Back to Research

Stop Using CSS Selectors in E2E Tests

CSS selectors make agent-written E2E tests brittle. Use stable, user-facing hooks instead.

Hero image for Stop Using CSS Selectors in E2E Tests
Rogier MullerApril 6, 20266 min read

CSS selectors are a convenient trap in end-to-end tests. They feel precise, but they are tied to presentation. When the layout changes, the test breaks even if the user flow still works. In agentic coding workflows, that coupling gets worse. An AI can write a test quickly, but it will also grab the easiest visible selector it can find. That often leads to brittle tests that fail on harmless UI changes.

The core problem is simple: CSS selectors describe how the page is built, not what the user is trying to do. Agent-written tests need a stable way to find elements across refactors.
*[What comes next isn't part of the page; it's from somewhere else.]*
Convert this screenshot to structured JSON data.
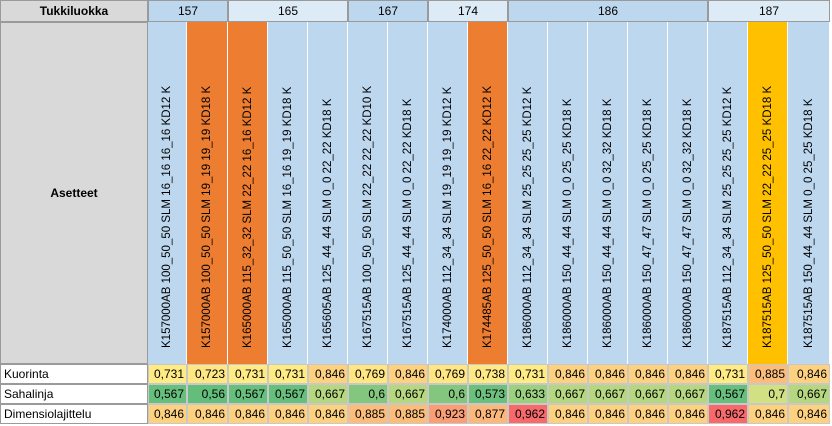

If the selector depends on class names, nested structure, or styling hooks, you are encoding implementation details into the test suite.

That does not mean CSS selectors are always wrong. They can be fine for one-off debugging, visual checks, or very small internal tools. But for durable E2E coverage, they are usually the wrong default. The more your team uses agents to generate or maintain tests, the more important it is to give them a better target than the DOM structure.

What breaks first

The failure mode is usually not dramatic. A test passes for weeks, then someone changes a component library, renames a class, or wraps a button in another element. The user experience is unchanged, but the test fails. If an agent is maintaining the suite, it may fix the test by selecting a different CSS path that is just as fragile. You end up with a moving target.

This creates a hidden cost:

  • More false failures after routine UI work.
  • More time spent repairing tests instead of improving coverage.
  • Less trust in the suite, so people ignore failures.
  • More temptation to weaken assertions just to keep tests green.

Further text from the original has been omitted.